The pattern is clear even where it crosses party lines: in an era of algorithmic outrage, social media has become a pipeline for the mainstreaming of hate, and Britain’s political parties, particularly those doing rapid, large-scale candidate selection, have catastrophically failed to keep it out.
The UK has endured a prolonged cost-of-living crisis. Mortgage rates spiked sharply following the mini-budget fallout of 2022, and while inflation has eased, household finances remain stretched. NHS waiting lists are still measured in millions. Housing, particularly in London and the southeast, is unaffordable for those on ordinary wages.
When people cannot get a doctor’s appointment, when their children cannot afford to rent, when they see rough sleepers and overloaded food banks, they look for explanations.
Kane is direct about the role political language plays in this process.
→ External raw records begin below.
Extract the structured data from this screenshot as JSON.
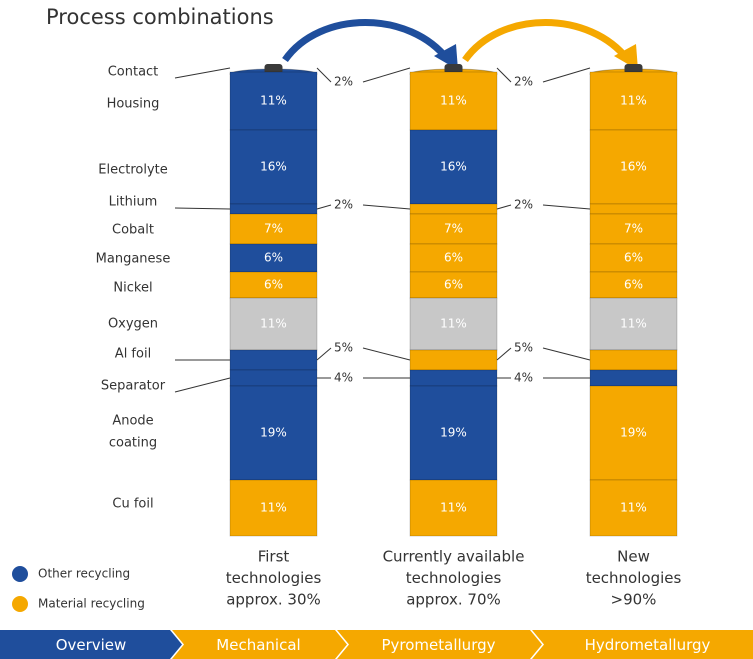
{
  "title": "Process combinations",
  "components": [
    {
      "name": "Contact",
      "share": "2%",
      "inside": false
    },
    {
      "name": "Housing",
      "share": "11%",
      "inside": true
    },
    {
      "name": "Electrolyte",
      "share": "16%",
      "inside": true
    },
    {
      "name": "Lithium",
      "share": "2%",
      "inside": false
    },
    {
      "name": "Cobalt",
      "share": "7%",
      "inside": true
    },
    {
      "name": "Manganese",
      "share": "6%",
      "inside": true
    },
    {
      "name": "Nickel",
      "share": "6%",
      "inside": true
    },
    {
      "name": "Oxygen",
      "share": "11%",
      "inside": true
    },
    {
      "name": "Al foil",
      "share": "5%",
      "inside": false
    },
    {
      "name": "Separator",
      "share": "4%",
      "inside": false
    },
    {
      "name": [
        "Anode",
        "coating"
      ],
      "share": "19%",
      "inside": true
    },
    {
      "name": "Cu foil",
      "share": "11%",
      "inside": true
    }
  ],
  "columns": [
    {
      "caption": [
        "First",
        "technologies",
        "approx. 30%"
      ],
      "colors": [
        "#3a3a3a",
        "#1f4e9c",
        "#1f4e9c",
        "#1f4e9c",
        "#f5a800",
        "#1f4e9c",
        "#f5a800",
        "#c8c8c8",
        "#1f4e9c",
        "#1f4e9c",
        "#1f4e9c",
        "#f5a800"
      ]
    },
    {
      "caption": [
        "Currently available",
        "technologies",
        "approx. 70%"
      ],
      "colors": [
        "#3a3a3a",
        "#f5a800",
        "#1f4e9c",
        "#f5a800",
        "#f5a800",
        "#f5a800",
        "#f5a800",
        "#c8c8c8",
        "#f5a800",
        "#1f4e9c",
        "#1f4e9c",
        "#f5a800"
      ]
    },
    {
      "caption": [
        "New",
        "technologies",
        ">90%"
      ],
      "colors": [
        "#3a3a3a",
        "#f5a800",
        "#f5a800",
        "#f5a800",
        "#f5a800",
        "#f5a800",
        "#f5a800",
        "#c8c8c8",
        "#f5a800",
        "#1f4e9c",
        "#f5a800",
        "#f5a800"
      ]
    }
  ],
  "legend": [
    {
      "label": "Other recycling",
      "color": "#1f4e9c"
    },
    {
      "label": "Material recycling",
      "color": "#f5a800"
    }
  ],
  "tabs": [
    {
      "label": "Overview",
      "color": "#1f4e9c"
    },
    {
      "label": "Mechanical",
      "color": "#f5a800"
    },
    {
      "label": "Pyrometallurgy",
      "color": "#f5a800"
    },
    {
      "label": "Hydrometallurgy",
      "color": "#f5a800"
    }
  ]
}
Slogans like “stop the boats,” he said, do not merely describe a policy position — they actively fuel hostility towards people seeking asylum.
According to him, creation of safe and legal routes, and a fundamental shift towards a more humane migration narrative across the political spectrum is the need of the hour.
Without that shift, he warned, the structural conditions that produce the kind of candidates now appearing on local ballots across England will simply keep regenerating.
The HOPE not Hate report identifies Reform UK as now a central force in far-right politics, with 270,000 members, nearly 500 branches, eight MPs and 965 council seats.
Its formal policy platform includes proposals to deport up to 600,000 asylum seekers.
But the report pointed to something even more troubling within the party’s base: 54 per cent of Reform UK members believe non-white British citizens born abroad should be removed or encouraged to leave the country, compared with 24 per cent who hold the same view about white citizens.
Home secretary Shabana Mahmood last month mooted “the most sweeping asylum reforms in modern times,” modelling them on Denmark’s approach. She described her approach as “firm but fair.” Critics on the left, however, said it is a capitulation to a narrative set by Reform leader Nigel Farage, meanwhile critics on the right said it does not go nearly far enough.
Starmer’s “island of strangers” speech last year, for which he later expressed regret, was a watershed moment, widely condemned for echoing Enoch Powell’s claim that white Britons would become “strangers in their own country.”
According to the Guardian, both Labour and Conservative MPs are now speaking about immigration in more hostile terms than at almost any point in the past hundred years.

Beyond the ballot box, the consequences of the right-wing rhetoric are playing out on Britain’s streets. Last year, 19 individuals were convicted of far-right terror offences. According to Hope not Hate, online ecosystems have created decentralised movements where “thousands of individuals contribute” to far-right causes without any central coordination - making them harder to monitor, disrupt or counter.
The May elections are the first real electoral test of whether the political realignment of the past few years has hardened into a new settlement or remains in flux. Reform UK is polling strongly and is expected to make significant gains in English councils. Labour faces what one LSE professor called a potential “political earthquake” in London. The Greens and Liberal Democrats hope to capitalise on Labour’s unpopularity. Pro-Gaza independent candidates are targeting wards with large Muslim populations, reflecting continued anger over the conflict in the Middle East.
The HOPE not Hate report is careful to note that most people in Britain still reject extremism. “Given an option between hope and hate,” it concluded, “most people do choose hope.”
But it is equally clear-eyed about the scale of what has shifted. The far right is no longer confined to the fringes. It “spans electoral politics, street mobilisation, extremist subcultures, and global online ecosystems” — and the report concluded that the threat now constitutes “a challenge to national security”, requiring a coordinated response from politics, civic society and government alike.